JAKARTA - Wakil Ketua Komisi II DPR RI, Arwani Thomafi mengungkapkan, tampak ada pemikiran di fraksi-fraksi yang ada di DPR untuk menurunkan syarat ambang batas parlemen (parlementiary threshold) dan ambang batas pencalonan Presiden (Presidential Threshold).

Hal itu, lantaran pengalaman implementasi UU 7 tahun 2017 dalam Pemilu 2019 lalu, yang menyisakan fakta adanya pembelahan masyarakat, terbatasnya pastisipasi warga negara untuk mencalonkan diri dan tereduksinya aspek propsionalitas lantaran ambang batas yang terbilang tinggi.

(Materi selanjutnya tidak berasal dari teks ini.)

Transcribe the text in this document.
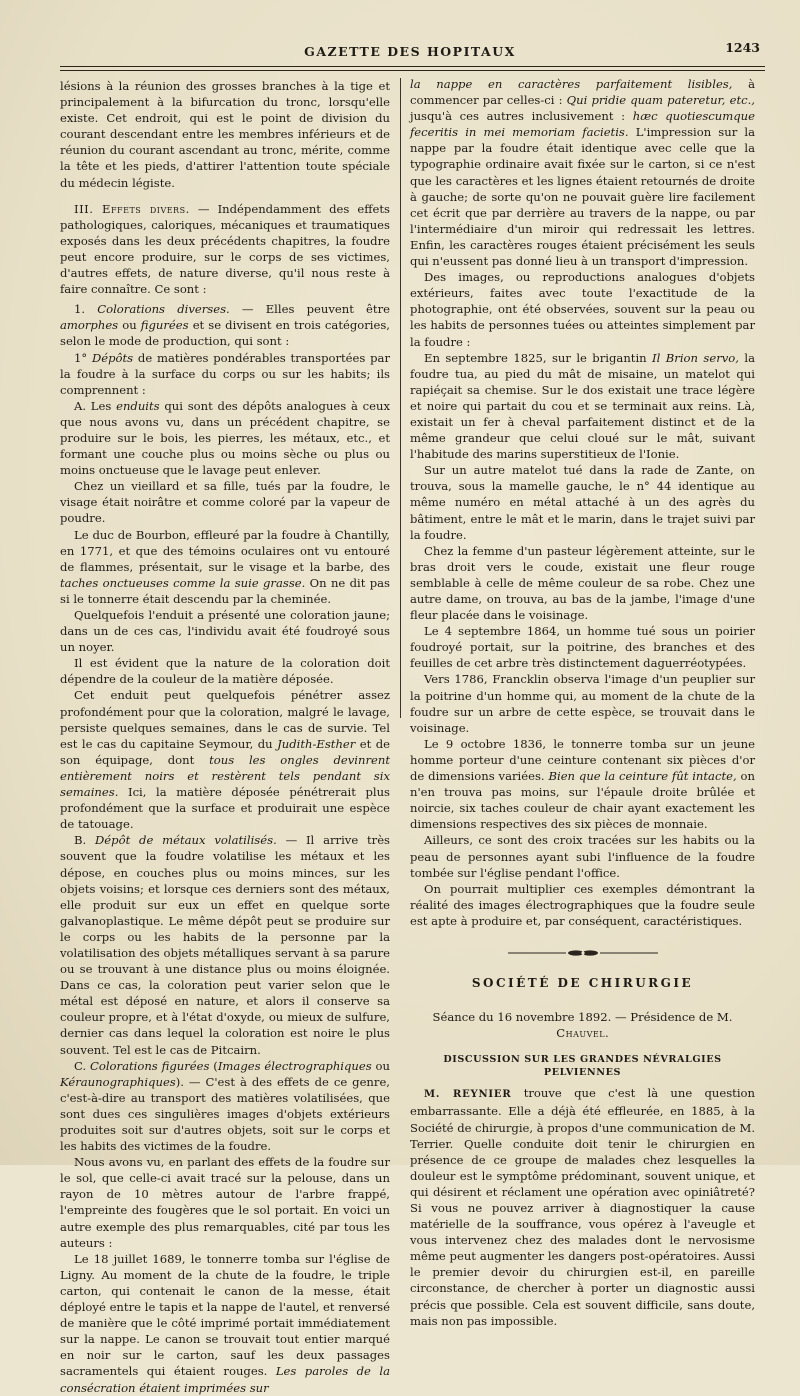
GAZETTE DES HOPITAUX	1243

lésions à la réunion des grosses branches à la tige et principalement à la bifurcation du tronc, lorsqu'elle existe. Cet endroit, qui est le point de division du courant descendant entre les membres inférieurs et de réunion du courant ascendant au tronc, mérite, comme la tête et les pieds, d'attirer l'attention toute spéciale du médecin légiste.

III. Effets divers. — Indépendamment des effets pathologiques, caloriques, mécaniques et traumatiques exposés dans les deux précédents chapitres, la foudre peut encore produire, sur le corps de ses victimes, d'autres effets, de nature diverse, qu'il nous reste à faire connaître. Ce sont :

1. Colorations diverses. — Elles peuvent être amorphes ou figurées et se divisent en trois catégories, selon le mode de production, qui sont :

1° Dépôts de matières pondérables transportées par la foudre à la surface du corps ou sur les habits; ils comprennent :

A. Les enduits qui sont des dépôts analogues à ceux que nous avons vu, dans un précédent chapitre, se produire sur le bois, les pierres, les métaux, etc., et formant une couche plus ou moins sèche ou plus ou moins onctueuse que le lavage peut enlever.

Chez un vieillard et sa fille, tués par la foudre, le visage était noirâtre et comme coloré par la vapeur de poudre.

Le duc de Bourbon, effleuré par la foudre à Chantilly, en 1771, et que des témoins oculaires ont vu entouré de flammes, présentait, sur le visage et la barbe, des taches onctueuses comme la suie grasse. On ne dit pas si le tonnerre était descendu par la cheminée.

Quelquefois l'enduit a présenté une coloration jaune; dans un de ces cas, l'individu avait été foudroyé sous un noyer.

Il est évident que la nature de la coloration doit dépendre de la couleur de la matière déposée.

Cet enduit peut quelquefois pénétrer assez profondément pour que la coloration, malgré le lavage, persiste quelques semaines, dans le cas de survie. Tel est le cas du capitaine Seymour, du Judith-Esther et de son équipage, dont tous les ongles devinrent entièrement noirs et restèrent tels pendant six semaines. Ici, la matière déposée pénétrerait plus profondément que la surface et produirait une espèce de tatouage.

B. Dépôt de métaux volatilisés. — Il arrive très souvent que la foudre volatilise les métaux et les dépose, en couches plus ou moins minces, sur les objets voisins; et lorsque ces derniers sont des métaux, elle produit sur eux un effet en quelque sorte galvanoplastique. Le même dépôt peut se produire sur le corps ou les habits de la personne par la volatilisation des objets métalliques servant à sa parure ou se trouvant à une distance plus ou moins éloignée. Dans ce cas, la coloration peut varier selon que le métal est déposé en nature, et alors il conserve sa couleur propre, et à l'état d'oxyde, ou mieux de sulfure, dernier cas dans lequel la coloration est noire le plus souvent. Tel est le cas de Pitcairn.

C. Colorations figurées (Images électrographiques ou Kéraunographiques). — C'est à des effets de ce genre, c'est-à-dire au transport des matières volatilisées, que sont dues ces singulières images d'objets extérieurs produites soit sur d'autres objets, soit sur le corps et les habits des victimes de la foudre.

Nous avons vu, en parlant des effets de la foudre sur le sol, que celle-ci avait tracé sur la pelouse, dans un rayon de 10 mètres autour de l'arbre frappé, l'empreinte des fougères que le sol portait. En voici un autre exemple des plus remarquables, cité par tous les auteurs :

Le 18 juillet 1689, le tonnerre tomba sur l'église de Ligny. Au moment de la chute de la foudre, le triple carton, qui contenait le canon de la messe, était déployé entre le tapis et la nappe de l'autel, et renversé de manière que le côté imprimé portait immédiatement sur la nappe. Le canon se trouvait tout entier marqué en noir sur le carton, sauf les deux passages sacramentels qui étaient rouges. Les paroles de la consécration étaient imprimées sur

la nappe en caractères parfaitement lisibles, à commencer par celles-ci : Qui pridie quam pateretur, etc., jusqu'à ces autres inclusivement : hæc quotiescumque feceritis in mei memoriam facietis. L'impression sur la nappe par la foudre était identique avec celle que la typographie ordinaire avait fixée sur le carton, si ce n'est que les caractères et les lignes étaient retournés de droite à gauche; de sorte qu'on ne pouvait guère lire facilement cet écrit que par derrière au travers de la nappe, ou par l'intermédiaire d'un miroir qui redressait les lettres. Enfin, les caractères rouges étaient précisément les seuls qui n'eussent pas donné lieu à un transport d'impression.

Des images, ou reproductions analogues d'objets extérieurs, faites avec toute l'exactitude de la photographie, ont été observées, souvent sur la peau ou les habits de personnes tuées ou atteintes simplement par la foudre :

En septembre 1825, sur le brigantin Il Brion servo, la foudre tua, au pied du mât de misaine, un matelot qui rapiéçait sa chemise. Sur le dos existait une trace légère et noire qui partait du cou et se terminait aux reins. Là, existait un fer à cheval parfaitement distinct et de la même grandeur que celui cloué sur le mât, suivant l'habitude des marins superstitieux de l'Ionie.

Sur un autre matelot tué dans la rade de Zante, on trouva, sous la mamelle gauche, le n° 44 identique au même numéro en métal attaché à un des agrès du bâtiment, entre le mât et le marin, dans le trajet suivi par la foudre.

Chez la femme d'un pasteur légèrement atteinte, sur le bras droit vers le coude, existait une fleur rouge semblable à celle de même couleur de sa robe. Chez une autre dame, on trouva, au bas de la jambe, l'image d'une fleur placée dans le voisinage.

Le 4 septembre 1864, un homme tué sous un poirier foudroyé portait, sur la poitrine, des branches et des feuilles de cet arbre très distinctement daguerréotypées.

Vers 1786, Francklin observa l'image d'un peuplier sur la poitrine d'un homme qui, au moment de la chute de la foudre sur un arbre de cette espèce, se trouvait dans le voisinage.

Le 9 octobre 1836, le tonnerre tomba sur un jeune homme porteur d'une ceinture contenant six pièces d'or de dimensions variées. Bien que la ceinture fût intacte, on n'en trouva pas moins, sur l'épaule droite brûlée et noircie, six taches couleur de chair ayant exactement les dimensions respectives des six pièces de monnaie.

Ailleurs, ce sont des croix tracées sur les habits ou la peau de personnes ayant subi l'influence de la foudre tombée sur l'église pendant l'office.

On pourrait multiplier ces exemples démontrant la réalité des images électrographiques que la foudre seule est apte à produire et, par conséquent, caractéristiques.

SOCIÉTÉ DE CHIRURGIE

Séance du 16 novembre 1892. — Présidence de M. Chauvel.

DISCUSSION SUR LES GRANDES NÉVRALGIES PELVIENNES

M. REYNIER trouve que c'est là une question embarrassante. Elle a déjà été effleurée, en 1885, à la Société de chirurgie, à propos d'une communication de M. Terrier. Quelle conduite doit tenir le chirurgien en présence de ce groupe de malades chez lesquelles la douleur est le symptôme prédominant, souvent unique, et qui désirent et réclament une opération avec opiniâtreté? Si vous ne pouvez arriver à diagnostiquer la cause matérielle de la souffrance, vous opérez à l'aveugle et vous intervenez chez des malades dont le nervosisme même peut augmenter les dangers post-opératoires. Aussi le premier devoir du chirurgien est-il, en pareille circonstance, de chercher à porter un diagnostic aussi précis que possible. Cela est souvent difficile, sans doute, mais non pas impossible.
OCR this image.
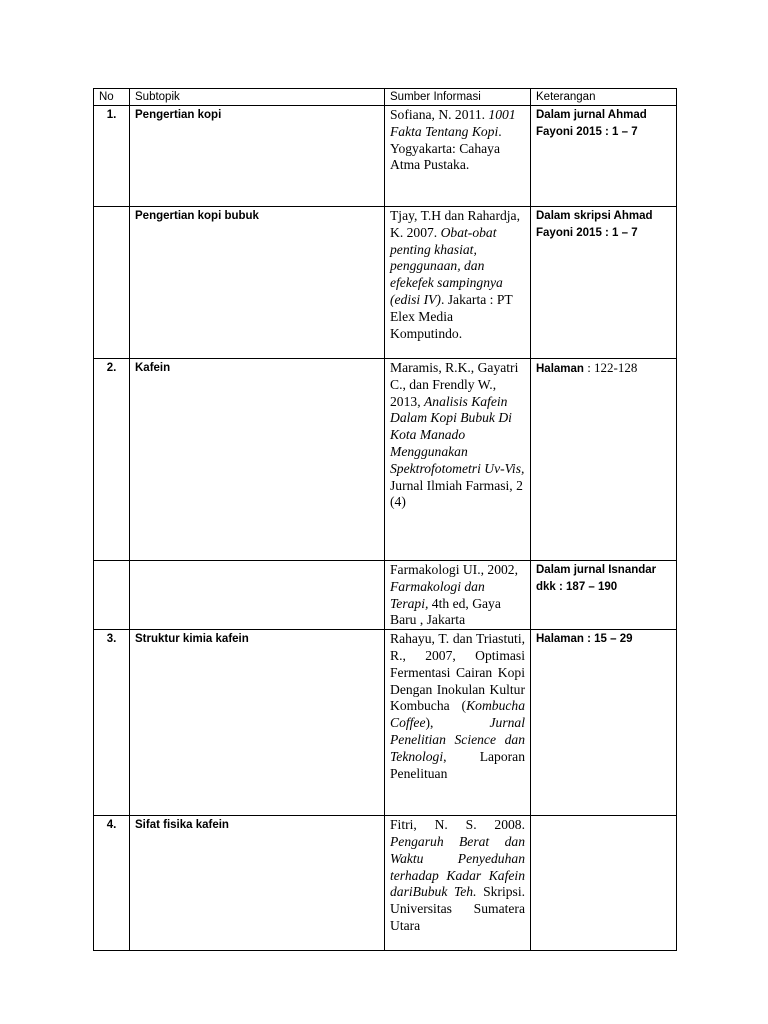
No	Subtopik	Sumber Informasi	Keterangan
1.	Pengertian kopi	Sofiana, N. 2011. 1001 Fakta Tentang Kopi. Yogyakarta: Cahaya Atma Pustaka.	Dalam jurnal Ahmad Fayoni 2015 : 1 – 7
	Pengertian kopi bubuk	Tjay, T.H dan Rahardja, K. 2007. Obat-obat penting khasiat, penggunaan, dan efekefek sampingnya (edisi IV). Jakarta : PT Elex Media Komputindo.	Dalam skripsi Ahmad Fayoni 2015 : 1 – 7
2.	Kafein	Maramis, R.K., Gayatri C., dan Frendly W., 2013, Analisis Kafein Dalam Kopi Bubuk Di Kota Manado Menggunakan Spektrofotometri Uv-Vis, Jurnal Ilmiah Farmasi, 2 (4)	Halaman : 122-128
		Farmakologi UI., 2002, Farmakologi dan Terapi, 4th ed, Gaya Baru , Jakarta	Dalam jurnal Isnandar dkk : 187 – 190
3.	Struktur kimia kafein	Rahayu, T. dan Triastuti, R., 2007, Optimasi Fermentasi Cairan Kopi Dengan Inokulan Kultur Kombucha (Kombucha Coffee), Jurnal Penelitian Science dan Teknologi, Laporan Penelituan	Halaman : 15 – 29
4.	Sifat fisika kafein	Fitri, N. S. 2008. Pengaruh Berat dan Waktu Penyeduhan terhadap Kadar Kafein dariBubuk Teh. Skripsi. Universitas Sumatera Utara	
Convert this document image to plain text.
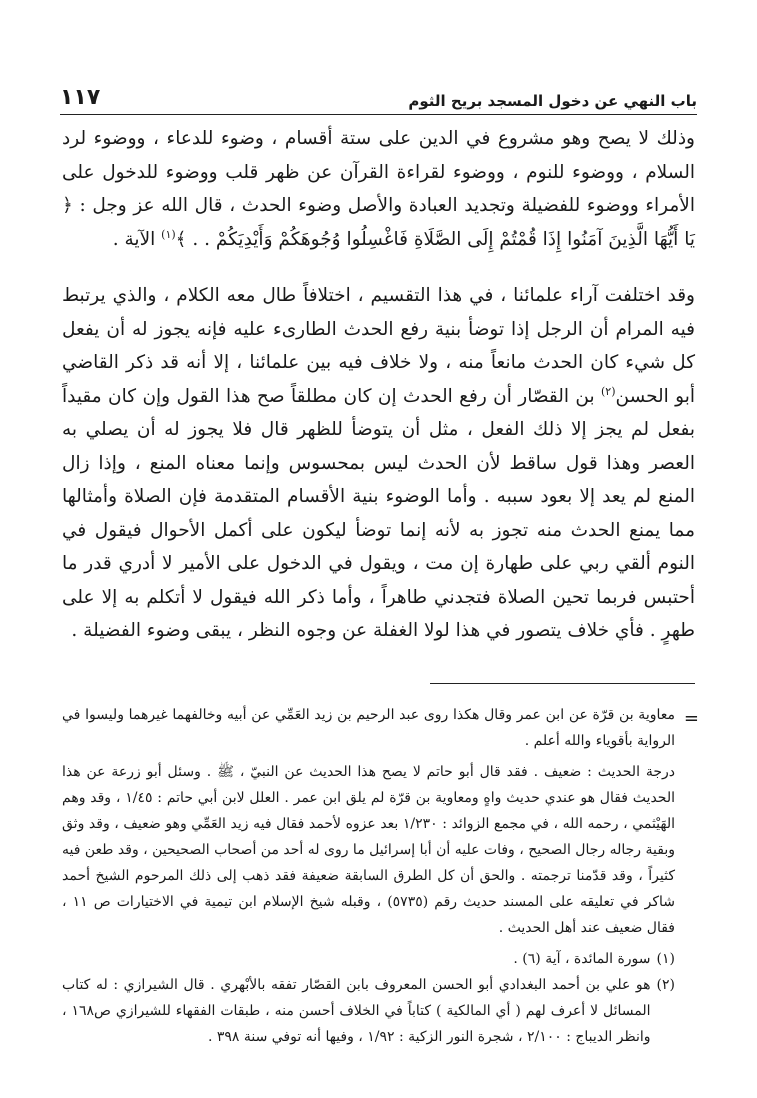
باب النهي عن دخول المسجد بريح الثوم
١١٧

وذلك لا يصح وهو مشروع في الدين على ستة أقسام ، وضوء للدعاء ، ووضوء لرد السلام ، ووضوء للنوم ، ووضوء لقراءة القرآن عن ظهر قلب ووضوء للدخول على الأمراء ووضوء للفضيلة وتجديد العبادة والأصل وضوء الحدث ، قال الله عز وجل : ﴿ يَا أَيُّهَا الَّذِينَ آمَنُوا إِذَا قُمْتُمْ إِلَى الصَّلَاةِ فَاغْسِلُوا وُجُوهَكُمْ وَأَيْدِيَكُمْ . . ﴾$^{(١)}$ الآية .

وقد اختلفت آراء علمائنا ، في هذا التقسيم ، اختلافاً طال معه الكلام ، والذي يرتبط فيه المرام أن الرجل إذا توضأ بنية رفع الحدث الطارىء عليه فإنه يجوز له أن يفعل كل شيء كان الحدث مانعاً منه ، ولا خلاف فيه بين علمائنا ، إلا أنه قد ذكر القاضي أبو الحسن$^{(٢)}$ بن القصّار أن رفع الحدث إن كان مطلقاً صح هذا القول وإن كان مقيداً بفعل لم يجز إلا ذلك الفعل ، مثل أن يتوضأ للظهر قال فلا يجوز له أن يصلي به العصر وهذا قول ساقط لأن الحدث ليس بمحسوس وإنما معناه المنع ، وإذا زال المنع لم يعد إلا بعود سببه . وأما الوضوء بنية الأقسام المتقدمة فإن الصلاة وأمثالها مما يمنع الحدث منه تجوز به لأنه إنما توضأ ليكون على أكمل الأحوال فيقول في النوم ألقي ربي على طهارة إن مت ، ويقول في الدخول على الأمير لا أدري قدر ما أحتبس فربما تحين الصلاة فتجدني طاهراً ، وأما ذكر الله فيقول لا أتكلم به إلا على طهرٍ . فأي خلاف يتصور في هذا لولا الغفلة عن وجوه النظر ، يبقى وضوء الفضيلة .

=

معاوية بن قرّة عن ابن عمر وقال هكذا روى عبد الرحيم بن زيد العَمِّي عن أبيه وخالفهما غيرهما وليسوا في الرواية بأقوياء والله أعلم .

درجة الحديث : ضعيف . فقد قال أبو حاتم لا يصح هذا الحديث عن النبيّ ، ﷺ . وسئل أبو زرعة عن هذا الحديث فقال هو عندي حديث واهٍ ومعاوية بن قرّة لم يلق ابن عمر . العلل لابن أبي حاتم : ١/٤٥ ، وقد وهم الهَيْثمي ، رحمه الله ، في مجمع الزوائد : ١/٢٣٠ بعد عزوه لأحمد فقال فيه زيد العَمِّي وهو ضعيف ، وقد وثق وبقية رجاله رجال الصحيح ، وفات عليه أن أبا إسرائيل ما روى له أحد من أصحاب الصحيحين ، وقد طعن فيه كثيراً ، وقد قدّمنا ترجمته . والحق أن كل الطرق السابقة ضعيفة فقد ذهب إلى ذلك المرحوم الشيخ أحمد شاكر في تعليقه على المسند حديث رقم (٥٧٣٥) ، وقبله شيخ الإسلام ابن تيمية في الاختيارات ص ١١ ، فقال ضعيف عند أهل الحديث .

(١)
سورة المائدة ، آية (٦) .
(٢)
هو علي بن أحمد البغدادي أبو الحسن المعروف بابن القصّار تفقه بالأبْهري . قال الشيرازي : له كتاب المسائل لا أعرف لهم ( أي المالكية ) كتاباً في الخلاف أحسن منه ، طبقات الفقهاء للشيرازي ص١٦٨ ، وانظر الديباج : ٢/١٠٠ ، شجرة النور الزكية : ١/٩٢ ، وفيها أنه توفي سنة ٣٩٨ .
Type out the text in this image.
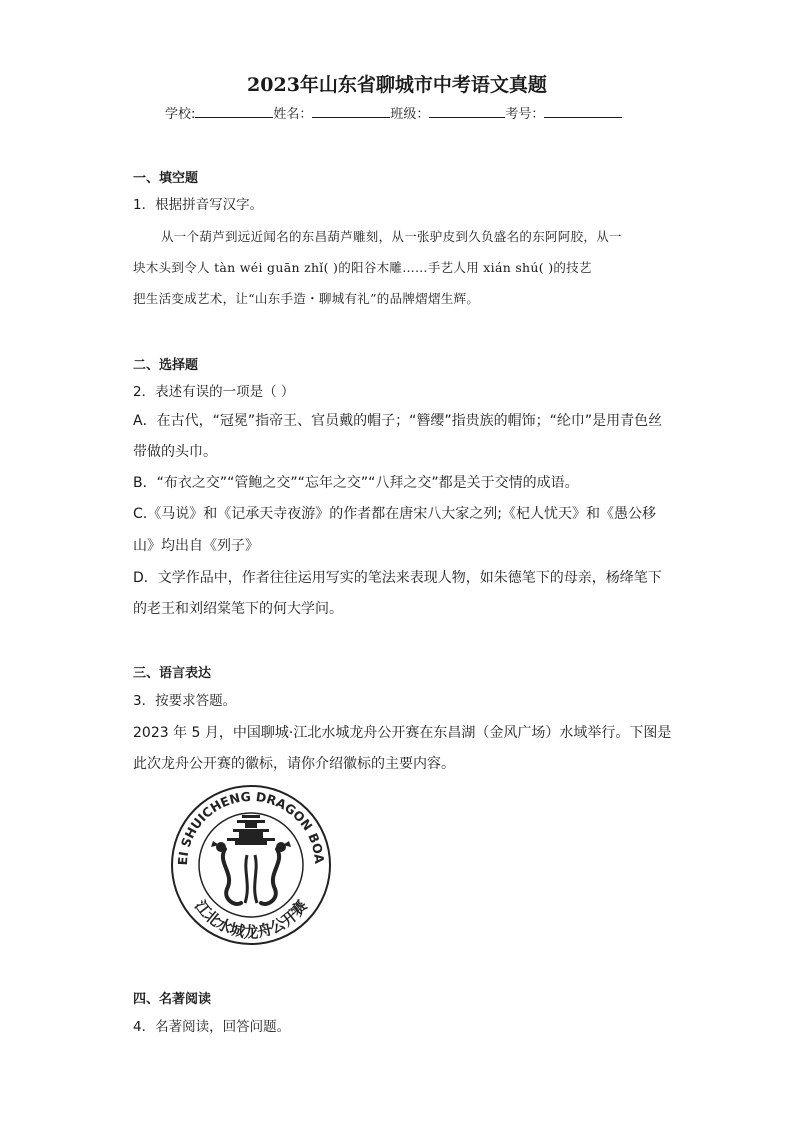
2023年山东省聊城市中考语文真题
学校:	姓名：	班级：	考号：
一、填空题
1．根据拼音写汉字。
从一个葫芦到远近闻名的东昌葫芦雕刻，从一张驴皮到久负盛名的东阿阿胶，从一
块木头到令人 tàn wéi guān zhǐ( )的阳谷木雕……手艺人用 xián shú( )的技艺
把生活变成艺术，让“山东手造・聊城有礼”的品牌熠熠生辉。
二、选择题
2．表述有误的一项是（ ）
A．在古代，“冠冕”指帝王、官员戴的帽子；“簪缨”指贵族的帽饰；“纶巾”是用青色丝
带做的头巾。
B．“布衣之交”“管鲍之交”“忘年之交”“八拜之交”都是关于交情的成语。
C.《马说》和《记承天寺夜游》的作者都在唐宋八大家之列;《杞人忧天》和《愚公移
山》均出自《列子》
D．文学作品中，作者往往运用写实的笔法来表现人物，如朱德笔下的母亲，杨绛笔下
的老王和刘绍棠笔下的何大学问。
三、语言表达
3．按要求答题。
2023 年 5 月，中国聊城·江北水城龙舟公开赛在东昌湖（金风广场）水域举行。下图是
此次龙舟公开赛的徽标，请你介绍徽标的主要内容。
EI SHUICHENG DRAGON BOA
江北水城龙舟公开赛
四、名著阅读
4．名著阅读，回答问题。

"Sehingga kita ingin agar Presidential Threshold tersebut diturunkan dari 20 ke antara 10 sampai 15," kata Arwani dalam diskusi terkait Arah Revisi UU Pemilu di Kompleks DPR RI, Senayan, Jakarta, Selasa (7/7/2020).

Politisi PPP itu menambahkan, "kita juga tidak ingin partai-partai (dengan kapasitas thresholdtinggi, red) itu tidak terlalu gampang mencalonkan presiden, karena ada satu perbedaan prinsi lah soal bagaimana kita memilih anggota DPR dan presiden,".

Revisi UU Pemilu, kata Arwani, jangan sampai hanya untuk menjadi pijakan memudahkan partai politik tertentu atau kontestan tertentu untuk menang dengan mudah. "Misalnya saya lihat, tradisi menaikkan parlementary threshold,".

Revisi UU Pemilu, juga diharap tak melebar dari aspek yang menjadi tuntutan penyesuaian, seperti; adanya putusan Mahkamah Konstitusi (MK) dan aspirasi masyarakat sebagai empunya daulat.

Ia menegaskan, problem mendasar jika threshold dinaikkan adalah, "semakin banyak suara yang hilang, semakin banyak suara yang tidak terkonversi menjadi kursi.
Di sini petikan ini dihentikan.